Reynard believes the credibility of such reports. ″It’s very, very rare that somebody would make up something and then confess to it,″ he said.
The reports go to the ASRS office at Mountain View, Calif., for review by analysts with aviation backgrounds. They often call the pilots for additional information.
If something needs immediate attention, FAA officials are informed. Special study groups look into chronic problems such as multiple reports of planes landing or taxiing on the wrong runways.
The database is also tapped by investigators at the National Transportation Safety Board. Last year, for example, after a Northwest Airlines DC-9 crashed at Detroit Metropolitan Airport, the NTSB requested a computer search for any reports mentioning that airport.

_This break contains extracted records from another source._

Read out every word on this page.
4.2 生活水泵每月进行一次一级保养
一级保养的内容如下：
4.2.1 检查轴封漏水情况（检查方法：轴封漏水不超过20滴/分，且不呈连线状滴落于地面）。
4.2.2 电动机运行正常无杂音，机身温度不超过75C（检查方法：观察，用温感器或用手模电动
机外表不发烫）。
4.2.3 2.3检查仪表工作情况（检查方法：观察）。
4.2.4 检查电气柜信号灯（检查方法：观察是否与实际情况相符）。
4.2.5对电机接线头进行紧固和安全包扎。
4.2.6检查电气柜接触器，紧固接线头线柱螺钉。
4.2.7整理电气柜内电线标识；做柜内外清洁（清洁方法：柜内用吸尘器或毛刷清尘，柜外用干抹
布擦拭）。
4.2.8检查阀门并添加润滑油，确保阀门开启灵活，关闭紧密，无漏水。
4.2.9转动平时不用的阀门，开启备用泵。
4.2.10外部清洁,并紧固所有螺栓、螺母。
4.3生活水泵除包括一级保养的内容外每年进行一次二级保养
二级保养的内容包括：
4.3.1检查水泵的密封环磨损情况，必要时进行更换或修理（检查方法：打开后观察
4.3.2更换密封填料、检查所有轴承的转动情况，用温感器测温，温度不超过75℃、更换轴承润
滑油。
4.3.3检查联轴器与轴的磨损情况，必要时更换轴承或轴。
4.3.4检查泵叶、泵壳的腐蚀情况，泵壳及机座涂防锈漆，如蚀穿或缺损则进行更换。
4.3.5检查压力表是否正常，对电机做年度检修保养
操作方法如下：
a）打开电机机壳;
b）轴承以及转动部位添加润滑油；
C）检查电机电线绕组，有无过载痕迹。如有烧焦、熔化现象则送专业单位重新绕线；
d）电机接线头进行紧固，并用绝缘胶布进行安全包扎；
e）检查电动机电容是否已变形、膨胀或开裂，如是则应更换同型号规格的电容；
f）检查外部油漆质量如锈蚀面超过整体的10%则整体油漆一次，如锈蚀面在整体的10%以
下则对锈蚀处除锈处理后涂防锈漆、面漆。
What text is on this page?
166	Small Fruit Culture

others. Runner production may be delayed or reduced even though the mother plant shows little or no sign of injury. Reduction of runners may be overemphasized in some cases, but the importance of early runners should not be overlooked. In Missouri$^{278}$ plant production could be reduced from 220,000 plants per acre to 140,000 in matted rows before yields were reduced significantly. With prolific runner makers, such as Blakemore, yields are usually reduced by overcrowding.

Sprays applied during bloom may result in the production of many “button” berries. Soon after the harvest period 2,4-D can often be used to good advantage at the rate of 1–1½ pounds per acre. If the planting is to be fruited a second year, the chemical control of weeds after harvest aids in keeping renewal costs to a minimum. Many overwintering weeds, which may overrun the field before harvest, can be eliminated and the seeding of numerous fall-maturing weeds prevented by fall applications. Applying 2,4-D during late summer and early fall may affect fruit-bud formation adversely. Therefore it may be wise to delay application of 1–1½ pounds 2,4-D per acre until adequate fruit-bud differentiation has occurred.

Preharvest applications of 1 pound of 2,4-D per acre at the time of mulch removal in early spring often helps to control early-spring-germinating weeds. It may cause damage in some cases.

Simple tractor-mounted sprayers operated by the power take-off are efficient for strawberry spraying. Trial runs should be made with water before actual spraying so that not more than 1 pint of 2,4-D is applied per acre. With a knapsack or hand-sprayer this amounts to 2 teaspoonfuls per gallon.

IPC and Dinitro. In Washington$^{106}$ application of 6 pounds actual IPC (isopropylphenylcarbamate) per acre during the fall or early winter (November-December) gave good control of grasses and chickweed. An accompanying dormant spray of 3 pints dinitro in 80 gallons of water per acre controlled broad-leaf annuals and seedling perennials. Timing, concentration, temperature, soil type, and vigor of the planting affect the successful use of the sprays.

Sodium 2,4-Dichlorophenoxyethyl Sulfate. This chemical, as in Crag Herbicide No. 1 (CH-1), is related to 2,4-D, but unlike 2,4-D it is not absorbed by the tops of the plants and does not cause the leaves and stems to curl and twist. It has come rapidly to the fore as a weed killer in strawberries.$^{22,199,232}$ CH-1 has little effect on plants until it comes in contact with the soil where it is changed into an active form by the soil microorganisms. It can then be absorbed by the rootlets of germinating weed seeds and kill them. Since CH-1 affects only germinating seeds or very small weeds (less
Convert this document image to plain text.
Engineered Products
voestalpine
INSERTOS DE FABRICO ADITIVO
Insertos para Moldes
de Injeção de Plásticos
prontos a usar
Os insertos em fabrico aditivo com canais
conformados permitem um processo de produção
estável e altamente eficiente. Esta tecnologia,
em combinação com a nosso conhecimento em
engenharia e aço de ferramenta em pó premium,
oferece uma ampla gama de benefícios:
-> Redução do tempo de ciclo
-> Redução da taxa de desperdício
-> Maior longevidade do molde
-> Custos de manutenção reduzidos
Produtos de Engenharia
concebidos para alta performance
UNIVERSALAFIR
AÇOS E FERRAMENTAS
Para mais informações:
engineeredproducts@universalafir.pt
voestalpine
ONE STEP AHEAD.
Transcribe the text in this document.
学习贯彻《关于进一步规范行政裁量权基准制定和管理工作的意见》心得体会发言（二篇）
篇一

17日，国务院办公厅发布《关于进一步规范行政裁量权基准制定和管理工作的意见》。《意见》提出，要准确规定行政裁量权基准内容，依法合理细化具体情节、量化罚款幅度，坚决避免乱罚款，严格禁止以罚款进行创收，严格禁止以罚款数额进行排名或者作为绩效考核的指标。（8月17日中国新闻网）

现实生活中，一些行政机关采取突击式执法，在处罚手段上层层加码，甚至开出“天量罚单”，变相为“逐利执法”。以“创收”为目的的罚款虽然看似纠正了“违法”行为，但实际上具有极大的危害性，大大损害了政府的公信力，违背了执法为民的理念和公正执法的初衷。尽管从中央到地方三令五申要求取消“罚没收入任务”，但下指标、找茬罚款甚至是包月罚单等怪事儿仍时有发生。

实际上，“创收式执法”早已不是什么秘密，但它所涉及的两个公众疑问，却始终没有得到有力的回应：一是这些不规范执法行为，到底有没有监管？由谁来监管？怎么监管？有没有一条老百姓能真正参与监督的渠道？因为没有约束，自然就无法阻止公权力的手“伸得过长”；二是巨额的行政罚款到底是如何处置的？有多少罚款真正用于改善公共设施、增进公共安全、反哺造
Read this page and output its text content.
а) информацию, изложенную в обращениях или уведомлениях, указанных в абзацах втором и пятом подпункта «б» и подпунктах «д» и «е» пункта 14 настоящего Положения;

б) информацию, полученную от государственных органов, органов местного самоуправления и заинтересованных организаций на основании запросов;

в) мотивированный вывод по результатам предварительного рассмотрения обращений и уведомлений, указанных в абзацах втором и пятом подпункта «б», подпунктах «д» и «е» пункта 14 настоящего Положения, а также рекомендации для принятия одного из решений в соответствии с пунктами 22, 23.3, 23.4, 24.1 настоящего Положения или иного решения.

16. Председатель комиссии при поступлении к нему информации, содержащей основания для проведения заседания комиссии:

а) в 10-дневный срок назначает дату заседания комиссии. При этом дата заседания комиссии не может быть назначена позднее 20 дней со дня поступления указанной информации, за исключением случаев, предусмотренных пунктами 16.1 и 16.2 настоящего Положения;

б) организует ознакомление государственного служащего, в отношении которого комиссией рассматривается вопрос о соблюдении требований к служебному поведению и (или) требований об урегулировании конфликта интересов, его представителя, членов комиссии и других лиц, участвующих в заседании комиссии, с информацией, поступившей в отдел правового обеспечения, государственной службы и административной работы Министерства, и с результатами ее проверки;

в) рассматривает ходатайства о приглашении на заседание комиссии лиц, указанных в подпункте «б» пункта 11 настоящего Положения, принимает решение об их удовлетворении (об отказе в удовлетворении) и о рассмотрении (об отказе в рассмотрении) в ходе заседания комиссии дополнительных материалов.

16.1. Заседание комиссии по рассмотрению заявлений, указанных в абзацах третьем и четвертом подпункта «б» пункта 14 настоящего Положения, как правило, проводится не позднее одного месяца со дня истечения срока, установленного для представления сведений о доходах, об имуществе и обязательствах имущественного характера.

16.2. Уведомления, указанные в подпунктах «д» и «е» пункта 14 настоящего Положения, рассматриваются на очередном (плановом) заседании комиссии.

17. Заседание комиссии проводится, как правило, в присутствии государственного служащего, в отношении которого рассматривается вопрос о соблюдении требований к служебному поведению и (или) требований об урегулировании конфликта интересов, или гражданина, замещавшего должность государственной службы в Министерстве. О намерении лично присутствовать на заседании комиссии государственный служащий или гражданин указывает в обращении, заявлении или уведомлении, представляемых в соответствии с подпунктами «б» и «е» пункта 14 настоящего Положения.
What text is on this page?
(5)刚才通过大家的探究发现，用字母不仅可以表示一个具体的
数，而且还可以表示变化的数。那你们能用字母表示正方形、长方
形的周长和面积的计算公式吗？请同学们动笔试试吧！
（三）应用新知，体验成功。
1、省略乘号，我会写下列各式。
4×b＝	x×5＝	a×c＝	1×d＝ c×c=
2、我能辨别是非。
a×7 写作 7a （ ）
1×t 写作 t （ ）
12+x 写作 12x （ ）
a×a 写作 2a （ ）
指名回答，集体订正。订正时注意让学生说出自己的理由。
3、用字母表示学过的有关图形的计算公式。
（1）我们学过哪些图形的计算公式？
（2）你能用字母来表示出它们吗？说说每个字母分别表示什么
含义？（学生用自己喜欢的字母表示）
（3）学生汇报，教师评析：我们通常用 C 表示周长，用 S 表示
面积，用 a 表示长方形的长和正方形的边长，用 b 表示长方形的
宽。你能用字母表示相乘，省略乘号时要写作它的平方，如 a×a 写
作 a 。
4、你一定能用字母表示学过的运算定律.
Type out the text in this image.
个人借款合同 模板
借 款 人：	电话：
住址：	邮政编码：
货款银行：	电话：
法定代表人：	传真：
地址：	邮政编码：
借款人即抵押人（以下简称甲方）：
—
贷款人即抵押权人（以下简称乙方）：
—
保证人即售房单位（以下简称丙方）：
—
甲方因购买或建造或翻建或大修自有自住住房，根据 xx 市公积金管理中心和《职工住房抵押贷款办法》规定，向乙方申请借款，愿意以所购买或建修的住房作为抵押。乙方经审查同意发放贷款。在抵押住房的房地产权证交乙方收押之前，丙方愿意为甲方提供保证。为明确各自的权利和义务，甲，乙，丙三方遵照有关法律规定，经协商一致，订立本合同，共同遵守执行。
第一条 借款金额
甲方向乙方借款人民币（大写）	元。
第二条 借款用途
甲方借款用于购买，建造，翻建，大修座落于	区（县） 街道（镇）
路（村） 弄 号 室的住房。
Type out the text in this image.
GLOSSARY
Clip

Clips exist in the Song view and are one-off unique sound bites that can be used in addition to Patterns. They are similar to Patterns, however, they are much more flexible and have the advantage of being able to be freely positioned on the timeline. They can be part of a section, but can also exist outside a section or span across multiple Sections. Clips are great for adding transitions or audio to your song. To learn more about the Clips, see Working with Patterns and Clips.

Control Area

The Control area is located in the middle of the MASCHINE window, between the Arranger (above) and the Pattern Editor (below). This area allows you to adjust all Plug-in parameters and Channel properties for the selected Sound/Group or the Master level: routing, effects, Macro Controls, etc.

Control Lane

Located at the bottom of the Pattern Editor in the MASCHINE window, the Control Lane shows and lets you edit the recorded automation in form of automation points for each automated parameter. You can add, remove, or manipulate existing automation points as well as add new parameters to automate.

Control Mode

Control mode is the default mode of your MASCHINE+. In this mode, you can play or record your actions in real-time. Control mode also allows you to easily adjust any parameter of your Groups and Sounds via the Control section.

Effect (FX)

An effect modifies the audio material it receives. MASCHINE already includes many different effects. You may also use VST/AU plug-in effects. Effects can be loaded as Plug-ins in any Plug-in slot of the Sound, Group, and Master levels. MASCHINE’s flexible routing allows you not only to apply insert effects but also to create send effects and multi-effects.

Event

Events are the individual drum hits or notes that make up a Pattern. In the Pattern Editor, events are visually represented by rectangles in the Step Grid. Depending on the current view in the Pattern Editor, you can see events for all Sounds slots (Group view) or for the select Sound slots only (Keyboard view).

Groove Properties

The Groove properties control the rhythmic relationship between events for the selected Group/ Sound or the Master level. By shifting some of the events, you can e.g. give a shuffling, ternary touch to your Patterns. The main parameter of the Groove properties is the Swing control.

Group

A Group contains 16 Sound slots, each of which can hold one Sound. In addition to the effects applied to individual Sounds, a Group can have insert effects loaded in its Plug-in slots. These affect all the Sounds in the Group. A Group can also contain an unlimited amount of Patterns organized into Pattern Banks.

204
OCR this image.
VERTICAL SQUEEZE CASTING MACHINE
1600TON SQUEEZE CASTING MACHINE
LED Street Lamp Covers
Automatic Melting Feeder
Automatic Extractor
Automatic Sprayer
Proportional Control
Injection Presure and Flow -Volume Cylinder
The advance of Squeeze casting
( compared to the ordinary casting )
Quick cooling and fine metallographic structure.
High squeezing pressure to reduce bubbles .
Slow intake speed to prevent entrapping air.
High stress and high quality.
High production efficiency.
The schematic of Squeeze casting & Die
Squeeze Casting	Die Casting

The safety system provided The Associated Press with all files detailing instances of pilot fatigue collected since 1983. About 2 percent of all reports collected since then involve some mention of crew fatigue.
Reynard said analysts watch for the possiblity of false reports filed in the often hostile environment of airline union-management conflicts.
″We know when we’re being campaigned by someone trying to make a point,″ said Reynard. ″Even if they tried, our analysts are too experienced to let something fictitious get through.